Katy Perry, The Offspring y Amaia lideran una segunda edición que llenó prácticamente el Auditorio Miguel Rios y confirmó el éxito del festival en la ciudad.
No era fácil llenar el Auditorio Miguel Ríos. Quien conoce el recinto sabe que sus dimensiones juegan en otra liga. Sin embargo, el festival Río Babel volvió a demostrar este fin de semana que Rivas ya forma parte del mapa de los grandes festivales. Miles de personas pasaron por el auditorio durante tres jornadas de música y humor en una segunda edición que rozó el lleno y dejó momentos que difícilmente olvidarán quienes estuvieron allí.
El cartel volvió a apostar por la mezcla de estilos. El viernes abrió con Amaia, La M.O.D.A., Ultraligera, La Pegatina, Chambao, Iseo & Dodosound, Bandalos Chinos, Louta, Juventude y Machaka. El sábado fue el turno de The Offspring, Molotov, Caramelos de Cianuro, Chiquita Movida, Eskorzo, Alan Sutton, Ilan Amores, Son Rompe Pera, Irepelusa y Oslo Ovnies. El domingo puso el broche Katy Perry junto a Bomba Estéreo, La Casa Azul, Yami Safdie, Yadam y Tú Peleas Como Una Vaca. A todo ello se sumó Babel Comedy, con las actuaciones de Facu Díaz, Raquel Hervás, Peña y Pánico Show, David Suárez y Patricia Espejo.

Amaia convirtió el inicio del festival en un abrazo tierno y divertido. La artista pamplonesa tuvo esa capacidad de sacar el niño interior de quien la escucha, da igual si lleva años siguiéndola o si la descubre por primera vez. Al grito de “¡Arriba, Rivas!”, comenzó un espectáculo de casi dos horas en el que desplegó todo su talento instrumental, moviéndose entre diferentes sonidos, aunque siempre con dos grandes protagonistas: su voz y sus manos sobre el piano.
Después llegó La M.O.D.A., que hizo exactamente lo que mejor sabe hacer: convertir canciones que hablan de tristeza, heridas y derrotas en una auténtica celebración colectiva. Ellos mismos hablan de sus temas como “himnos de alergia a la alegría”, pero sobre el escenario consiguen justamente lo contrario: que miles de personas canten a pleno pulmón y encuentren refugio incluso en las letras más crudas. Además, la banda quiso aprovechar el altavoz del escenario para invitar a representantes de la Plataforma de Escuelas Infantiles (PLEI), que reclamaron mejoras laborales y recordaron los más de tres meses de huelga indefinida que mantiene el colectivo.
El sábado cambió por completo el registro. Con The Offspring todo retumbaba: el suelo, las gradas, los vasos de plástico, el escenario, las gargantas y hasta las miradas del público. Incluso fuera de los muros del festival. Cuando sonó The Kids Aren’t Alright, Rivas entero parecía escuchar el concierto. Desde balcones y terrazas cercanas, muchos vecinos se sumaron a la actuación cantando uno de los himnos más reconocibles de la banda. Más que un concierto, fue una experiencia compartida por toda la ciudad.
Mientras tanto, Molotov confirmó por qué era otro de los nombres más esperados del cartel. La banda superó las expectativas y reunió a un público que abarrotó el auditorio y respondió con la misma intensidad de principio a fin.

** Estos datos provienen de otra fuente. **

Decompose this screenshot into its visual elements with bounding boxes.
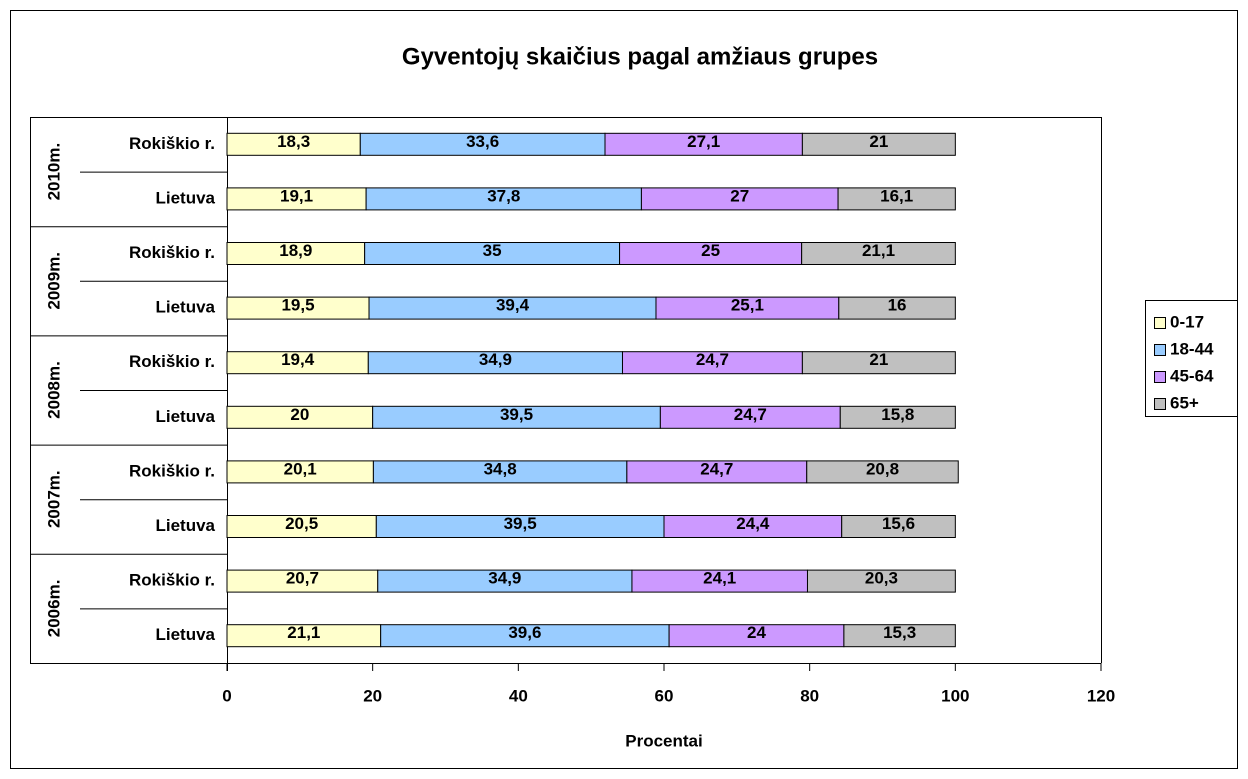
data-label: 20 [290,405,309,424]
chart-border [10,10,1238,769]
category-label: Rokiškio r. [129,571,215,590]
legend-label: 65+ [1170,393,1199,412]
bar-segment [801,242,956,265]
bar-segment [837,187,956,211]
data-label: 19,1 [280,186,313,205]
legend-label: 0-17 [1170,312,1204,331]
category-label: Lietuva [155,298,215,317]
data-label: 20,1 [284,459,317,478]
data-label: 39,4 [496,296,530,315]
data-label: 21,1 [862,241,895,260]
category-label: Lietuva [155,516,215,535]
bar-segment [801,351,956,375]
data-label: 18,9 [279,241,312,260]
data-label: 16,1 [880,186,913,205]
chart-title: Gyventojų skaičius pagal amžiaus grupes [402,43,878,70]
data-label: 25 [701,241,720,260]
data-label: 27 [730,186,749,205]
bar-segment [841,515,956,538]
data-label: 34,8 [484,459,517,478]
data-label: 24,7 [696,350,729,369]
data-label: 24,7 [700,459,733,478]
legend-swatch [1154,344,1166,356]
category-label: Lietuva [155,625,215,644]
legend-label: 45-64 [1170,366,1214,385]
data-label: 24,4 [736,514,770,533]
data-label: 15,6 [882,514,915,533]
data-label: 20,5 [285,514,318,533]
data-label: 16 [888,296,907,315]
data-label: 19,5 [281,296,314,315]
bar-segment [801,132,956,156]
data-label: 19,4 [281,350,315,369]
data-label: 27,1 [687,132,720,151]
data-label: 39,6 [508,623,541,642]
data-label: 39,5 [504,514,537,533]
group-label: 2010m. [44,143,63,201]
category-label: Lietuva [155,188,215,207]
x-tick-label: 20 [363,686,382,705]
bar-segment [806,569,956,593]
data-label: 24 [747,623,766,642]
data-label: 21 [869,132,888,151]
x-axis-label: Procentai [625,731,702,750]
data-label: 18,3 [277,132,310,151]
data-label: 34,9 [479,350,512,369]
category-label: Lietuva [155,407,215,426]
legend-swatch [1154,317,1166,329]
category-label: Rokiškio r. [129,461,215,480]
data-label: 39,5 [500,405,533,424]
x-tick-label: 40 [509,686,528,705]
legend-swatch [1154,371,1166,383]
data-label: 21 [869,350,888,369]
x-tick-label: 120 [1087,686,1115,705]
legend-label: 18-44 [1170,339,1214,358]
x-tick-label: 100 [941,686,969,705]
data-label: 33,6 [466,132,499,151]
data-label: 35 [483,241,502,260]
data-label: 15,8 [881,405,914,424]
data-label: 37,8 [487,186,520,205]
data-label: 20,3 [865,569,898,588]
category-label: Rokiškio r. [129,134,215,153]
data-label: 15,3 [883,623,916,642]
legend-swatch [1154,398,1166,410]
data-label: 24,1 [703,569,736,588]
x-tick-label: 0 [222,686,231,705]
group-label: 2008m. [44,361,63,419]
group-label: 2009m. [44,252,63,310]
group-label: 2007m. [44,470,63,528]
bar-segment [806,460,959,484]
data-label: 24,7 [734,405,767,424]
x-tick-label: 60 [655,686,674,705]
bar-segment [838,296,956,320]
category-label: Rokiškio r. [129,243,215,262]
bar-segment [843,624,956,648]
bar-segment [839,405,956,429]
data-label: 34,9 [488,569,521,588]
data-label: 25,1 [731,296,764,315]
x-tick-label: 80 [800,686,819,705]
data-label: 20,8 [866,459,899,478]
group-label: 2006m. [44,580,63,638]
data-label: 21,1 [287,623,320,642]
data-label: 20,7 [286,569,319,588]
category-label: Rokiškio r. [129,352,215,371]
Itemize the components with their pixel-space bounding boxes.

El cierre quedó reservado para una de esas noches que trascienden lo puramente musical. La presencia de Katy Perry en Rivas era una cita excepcional y no parecía casual que coincidiera con el inicio del Orgullo de Madrid 2026. Para una parte muy importante del público, especialmente del colectivo LGTBIQ+, no era solo un concierto: era un momento esperado desde hacía años.
La artista estadounidense aterrizó en el Auditorio Miguel Ríos con un espectáculo de gran formato directamente traído desde Norteamérica. Durante cerca de dos horas repasó los grandes éxitos que han marcado la música pop de la última década, manteniendo al público completamente entregado. Nadie apartaba la mirada del escenario.

Uno de los momentos más sorprendentes llegó cuando recorrió el recinto haciendo “surf” sobre los asistentes subida a una enorme plataforma de plástico, provocando una de las imágenes más espectaculares de todo el festival.
Con miles de asistentes durante todo el fin de semana, un cartel de primer nivel y un ambiente que volvió a responder a la altura, Río Babel cierra su segunda edición en Rivas consolidándose como una de las grandes citas musicales del verano. Y, viendo la respuesta del público, todo apunta a que la ciudad ya es una parada imprescindible para el festival.